In der Presse liest man oft davon, dass sich Menschen auf Notwehr berufen. Was alles von Notwehr umfasst sein kann und wie weit Sie im Einzelfall bei der Ausübung von Notwehr gehen dürfen, haben wir in diesem Beitrag für Sie zusammengefasst. Dabei sind die nachfolgenden Erläuterungen bewusst möglichst plastisch formuliert, um Sie nicht unnötig mit juristischen Begrifflichkeiten zu überfordern.

Die gesetzliche Grundlage

Der Gesetzgeber hat die strafrechtliche Notwehr in § 32 StGB geregelt. Danach handelt nicht rechtswidrig, wer eine Straftat begeht, die durch Notwehr geboten ist. Das Gesetz beschreibt weiter, was unter Notwehr zu verstehen ist: Notwehr ist die Verteidigung, die erforderlich ist, um einen gegenwärtigen rechtswidrigen Angriff von sich oder einem anderen abzuwenden. Damit wird deutlich, dass Sie Notwehr nicht nur ausüben dürfen, um sich selbst zu verteidigen, sondern Sie in Notwehr auch einer anderen Person helfend beispringen dürfen, die gerade angegriffen wird (man nennt dies dann Nothilfe).

Wann Sie sich mit Notwehr wehren dürfen

Notwehr dürfen Sie immer dann ausüben, wenn Sie selbst oder eine andere Person angegriffen werden (beispielsweise Körperverletzung, Raub, versuchte Tötung, etc). Aber die Berechtigung zur Notwehr ist nicht auf rein körperliche Angriffe beschränkt. Sie dürfen Notwehr auch dann ausüben, wenn beispielsweise Ihr Eigentum oder Ihr Hausrecht bedroht ist. Notwehr ist also immer dann zulässig, wenn eines Ihrer geschützten Rechtsgüter (z. B. Körper, Leben, Eigentum, Ehre, etc.) bedroht ist.

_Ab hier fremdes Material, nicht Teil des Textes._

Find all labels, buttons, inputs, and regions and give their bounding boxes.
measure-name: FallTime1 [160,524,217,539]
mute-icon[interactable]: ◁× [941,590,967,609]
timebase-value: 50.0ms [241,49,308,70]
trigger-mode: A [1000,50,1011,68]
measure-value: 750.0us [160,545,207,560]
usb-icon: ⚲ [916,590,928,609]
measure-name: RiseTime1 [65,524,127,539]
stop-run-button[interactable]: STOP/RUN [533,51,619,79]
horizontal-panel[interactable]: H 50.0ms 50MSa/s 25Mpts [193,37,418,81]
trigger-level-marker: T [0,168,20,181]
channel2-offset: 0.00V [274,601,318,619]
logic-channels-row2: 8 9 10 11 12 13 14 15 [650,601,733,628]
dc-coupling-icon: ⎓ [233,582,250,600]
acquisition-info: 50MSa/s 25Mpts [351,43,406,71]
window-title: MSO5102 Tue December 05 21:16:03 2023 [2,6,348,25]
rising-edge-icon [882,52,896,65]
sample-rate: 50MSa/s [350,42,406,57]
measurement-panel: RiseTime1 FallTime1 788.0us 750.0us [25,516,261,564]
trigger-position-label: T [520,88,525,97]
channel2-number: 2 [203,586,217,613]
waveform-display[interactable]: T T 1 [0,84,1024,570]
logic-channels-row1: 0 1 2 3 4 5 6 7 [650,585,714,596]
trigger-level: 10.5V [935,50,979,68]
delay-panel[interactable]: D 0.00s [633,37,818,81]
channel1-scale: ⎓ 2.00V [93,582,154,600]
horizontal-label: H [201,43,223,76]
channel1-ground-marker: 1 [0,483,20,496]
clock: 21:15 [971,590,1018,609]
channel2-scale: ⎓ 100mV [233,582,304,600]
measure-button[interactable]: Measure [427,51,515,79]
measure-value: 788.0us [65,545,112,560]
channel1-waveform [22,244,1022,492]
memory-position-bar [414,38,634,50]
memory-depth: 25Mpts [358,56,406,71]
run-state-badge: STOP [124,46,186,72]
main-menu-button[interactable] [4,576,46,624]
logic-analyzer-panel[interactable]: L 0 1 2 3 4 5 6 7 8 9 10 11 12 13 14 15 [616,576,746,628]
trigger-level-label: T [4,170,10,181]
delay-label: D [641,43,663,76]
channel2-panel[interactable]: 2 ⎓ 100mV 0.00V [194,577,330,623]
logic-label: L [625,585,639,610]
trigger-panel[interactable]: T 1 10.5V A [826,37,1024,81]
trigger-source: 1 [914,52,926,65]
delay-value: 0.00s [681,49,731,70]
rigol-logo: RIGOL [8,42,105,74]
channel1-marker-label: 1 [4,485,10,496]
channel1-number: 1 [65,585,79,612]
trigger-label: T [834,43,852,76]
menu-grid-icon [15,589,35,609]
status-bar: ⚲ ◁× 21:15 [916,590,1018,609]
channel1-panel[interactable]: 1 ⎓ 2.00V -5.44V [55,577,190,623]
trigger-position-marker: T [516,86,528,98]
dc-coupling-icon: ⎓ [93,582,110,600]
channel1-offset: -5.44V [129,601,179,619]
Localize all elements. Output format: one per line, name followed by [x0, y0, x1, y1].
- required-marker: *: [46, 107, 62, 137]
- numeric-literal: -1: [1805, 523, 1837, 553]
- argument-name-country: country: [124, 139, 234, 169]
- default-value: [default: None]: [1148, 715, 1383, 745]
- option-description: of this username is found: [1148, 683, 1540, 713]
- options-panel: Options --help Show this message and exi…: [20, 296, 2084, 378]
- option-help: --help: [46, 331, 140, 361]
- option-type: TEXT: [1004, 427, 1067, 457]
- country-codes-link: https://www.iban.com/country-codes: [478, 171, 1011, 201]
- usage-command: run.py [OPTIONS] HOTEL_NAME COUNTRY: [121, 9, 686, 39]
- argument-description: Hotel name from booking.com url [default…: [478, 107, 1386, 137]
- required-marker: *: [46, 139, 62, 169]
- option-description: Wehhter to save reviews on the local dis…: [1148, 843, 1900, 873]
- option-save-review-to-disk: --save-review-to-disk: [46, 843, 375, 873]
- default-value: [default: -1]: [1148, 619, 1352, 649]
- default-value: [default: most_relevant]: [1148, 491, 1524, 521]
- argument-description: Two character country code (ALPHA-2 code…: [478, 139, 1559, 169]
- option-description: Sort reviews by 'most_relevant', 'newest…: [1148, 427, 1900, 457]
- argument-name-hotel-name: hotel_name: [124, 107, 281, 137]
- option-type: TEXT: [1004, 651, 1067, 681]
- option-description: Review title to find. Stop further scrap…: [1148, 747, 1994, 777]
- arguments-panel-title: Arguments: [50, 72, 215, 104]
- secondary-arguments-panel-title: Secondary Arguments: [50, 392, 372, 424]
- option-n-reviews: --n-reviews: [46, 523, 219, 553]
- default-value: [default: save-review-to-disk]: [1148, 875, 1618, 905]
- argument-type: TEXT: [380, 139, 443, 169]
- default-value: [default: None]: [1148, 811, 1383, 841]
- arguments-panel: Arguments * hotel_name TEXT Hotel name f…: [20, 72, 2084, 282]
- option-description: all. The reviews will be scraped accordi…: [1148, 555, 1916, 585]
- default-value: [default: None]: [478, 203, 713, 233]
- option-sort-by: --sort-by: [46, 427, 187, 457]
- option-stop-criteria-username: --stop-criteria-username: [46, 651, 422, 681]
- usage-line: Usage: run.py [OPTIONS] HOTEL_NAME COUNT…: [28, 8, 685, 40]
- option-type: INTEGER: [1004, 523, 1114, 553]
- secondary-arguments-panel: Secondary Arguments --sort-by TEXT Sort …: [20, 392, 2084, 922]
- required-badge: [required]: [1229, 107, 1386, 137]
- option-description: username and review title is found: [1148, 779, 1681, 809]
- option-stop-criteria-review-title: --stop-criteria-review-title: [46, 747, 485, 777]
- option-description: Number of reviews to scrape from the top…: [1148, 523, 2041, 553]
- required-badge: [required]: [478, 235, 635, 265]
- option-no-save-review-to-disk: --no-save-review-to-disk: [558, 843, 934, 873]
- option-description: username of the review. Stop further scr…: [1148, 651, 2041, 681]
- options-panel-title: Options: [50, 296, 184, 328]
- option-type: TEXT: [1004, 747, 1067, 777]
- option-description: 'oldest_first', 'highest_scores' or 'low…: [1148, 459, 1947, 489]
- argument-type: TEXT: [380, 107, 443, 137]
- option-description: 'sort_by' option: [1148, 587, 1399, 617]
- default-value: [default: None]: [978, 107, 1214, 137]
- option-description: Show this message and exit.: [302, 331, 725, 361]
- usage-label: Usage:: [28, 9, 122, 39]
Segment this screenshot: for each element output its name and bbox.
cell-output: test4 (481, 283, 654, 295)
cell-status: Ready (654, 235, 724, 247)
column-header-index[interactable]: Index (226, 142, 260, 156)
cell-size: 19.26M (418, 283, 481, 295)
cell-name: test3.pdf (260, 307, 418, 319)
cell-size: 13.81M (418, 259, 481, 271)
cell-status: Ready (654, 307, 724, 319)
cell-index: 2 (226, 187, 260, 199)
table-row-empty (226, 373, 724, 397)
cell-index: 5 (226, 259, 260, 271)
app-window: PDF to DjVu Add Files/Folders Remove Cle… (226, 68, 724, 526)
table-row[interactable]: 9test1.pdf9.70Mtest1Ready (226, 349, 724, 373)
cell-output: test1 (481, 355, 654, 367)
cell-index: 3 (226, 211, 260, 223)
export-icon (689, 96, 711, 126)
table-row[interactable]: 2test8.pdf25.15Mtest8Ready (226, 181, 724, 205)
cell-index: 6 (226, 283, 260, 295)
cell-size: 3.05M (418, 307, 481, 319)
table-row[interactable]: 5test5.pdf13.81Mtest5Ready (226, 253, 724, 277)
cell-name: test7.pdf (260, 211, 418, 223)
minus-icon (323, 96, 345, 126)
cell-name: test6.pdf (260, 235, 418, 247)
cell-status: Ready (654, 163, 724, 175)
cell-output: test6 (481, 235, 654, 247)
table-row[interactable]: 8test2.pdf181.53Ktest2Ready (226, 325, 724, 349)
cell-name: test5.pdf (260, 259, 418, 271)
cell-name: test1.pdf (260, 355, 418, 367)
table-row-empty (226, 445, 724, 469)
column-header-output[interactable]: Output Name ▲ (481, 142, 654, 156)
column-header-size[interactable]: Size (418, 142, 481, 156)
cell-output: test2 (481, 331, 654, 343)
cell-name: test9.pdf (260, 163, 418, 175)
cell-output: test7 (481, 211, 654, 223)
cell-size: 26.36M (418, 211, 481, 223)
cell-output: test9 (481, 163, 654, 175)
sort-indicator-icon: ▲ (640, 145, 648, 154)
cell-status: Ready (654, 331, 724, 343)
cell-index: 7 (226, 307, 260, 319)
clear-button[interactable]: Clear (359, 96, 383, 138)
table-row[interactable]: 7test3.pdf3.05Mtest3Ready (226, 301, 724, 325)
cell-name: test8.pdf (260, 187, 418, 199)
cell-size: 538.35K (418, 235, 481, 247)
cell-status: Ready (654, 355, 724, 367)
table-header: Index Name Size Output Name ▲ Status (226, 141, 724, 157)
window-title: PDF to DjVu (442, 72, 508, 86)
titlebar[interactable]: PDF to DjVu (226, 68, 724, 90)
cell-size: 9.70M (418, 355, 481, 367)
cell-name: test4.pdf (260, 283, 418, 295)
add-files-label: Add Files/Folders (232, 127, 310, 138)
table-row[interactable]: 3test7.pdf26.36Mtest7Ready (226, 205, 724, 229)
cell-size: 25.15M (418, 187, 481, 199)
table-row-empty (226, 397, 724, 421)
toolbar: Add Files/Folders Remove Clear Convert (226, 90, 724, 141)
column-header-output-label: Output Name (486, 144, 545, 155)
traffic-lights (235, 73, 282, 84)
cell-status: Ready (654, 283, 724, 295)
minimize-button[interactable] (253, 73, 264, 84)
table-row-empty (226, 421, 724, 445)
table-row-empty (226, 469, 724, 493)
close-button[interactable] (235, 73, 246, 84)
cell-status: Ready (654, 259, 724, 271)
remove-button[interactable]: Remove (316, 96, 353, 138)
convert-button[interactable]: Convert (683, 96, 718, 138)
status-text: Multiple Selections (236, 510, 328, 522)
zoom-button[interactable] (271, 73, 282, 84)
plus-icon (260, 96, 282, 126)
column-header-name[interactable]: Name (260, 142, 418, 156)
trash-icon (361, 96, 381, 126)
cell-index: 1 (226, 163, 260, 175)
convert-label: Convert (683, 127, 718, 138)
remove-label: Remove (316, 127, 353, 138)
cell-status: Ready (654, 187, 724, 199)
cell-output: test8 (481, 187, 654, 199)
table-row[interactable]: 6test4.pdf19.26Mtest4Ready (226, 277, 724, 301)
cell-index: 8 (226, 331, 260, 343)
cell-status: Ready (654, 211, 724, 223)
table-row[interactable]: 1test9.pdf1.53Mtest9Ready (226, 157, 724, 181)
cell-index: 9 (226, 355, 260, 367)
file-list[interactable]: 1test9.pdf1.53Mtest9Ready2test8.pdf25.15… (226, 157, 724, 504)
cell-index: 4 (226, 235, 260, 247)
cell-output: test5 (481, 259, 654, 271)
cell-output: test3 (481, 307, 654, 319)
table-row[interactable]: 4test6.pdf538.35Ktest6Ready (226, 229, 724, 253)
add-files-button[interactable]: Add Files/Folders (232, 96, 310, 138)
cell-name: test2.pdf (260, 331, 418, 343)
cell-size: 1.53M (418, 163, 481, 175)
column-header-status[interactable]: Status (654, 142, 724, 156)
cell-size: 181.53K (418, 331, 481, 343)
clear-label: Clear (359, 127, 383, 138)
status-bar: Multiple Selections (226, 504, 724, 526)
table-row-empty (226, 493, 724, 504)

Vorsicht: keine Notwehr bei Provokation

Ihr Notwehrrecht ist aber dann eingeschränkt, wenn Sie den Angriff auf sich absichtlich provoziert haben, indem Sie den Angreifer beispielsweise bewusst solange gereizt haben, bis er Sie angreift, damit Sie ihn dann unter dem Deckmantel der Notwehr verletzen können. Hier ist Ihr Notwehrrecht erheblich eingeschränkt und kann je nach Ausmaß der sogenannten Notwehrprovokation sogar ganz ausgeschlossen sein.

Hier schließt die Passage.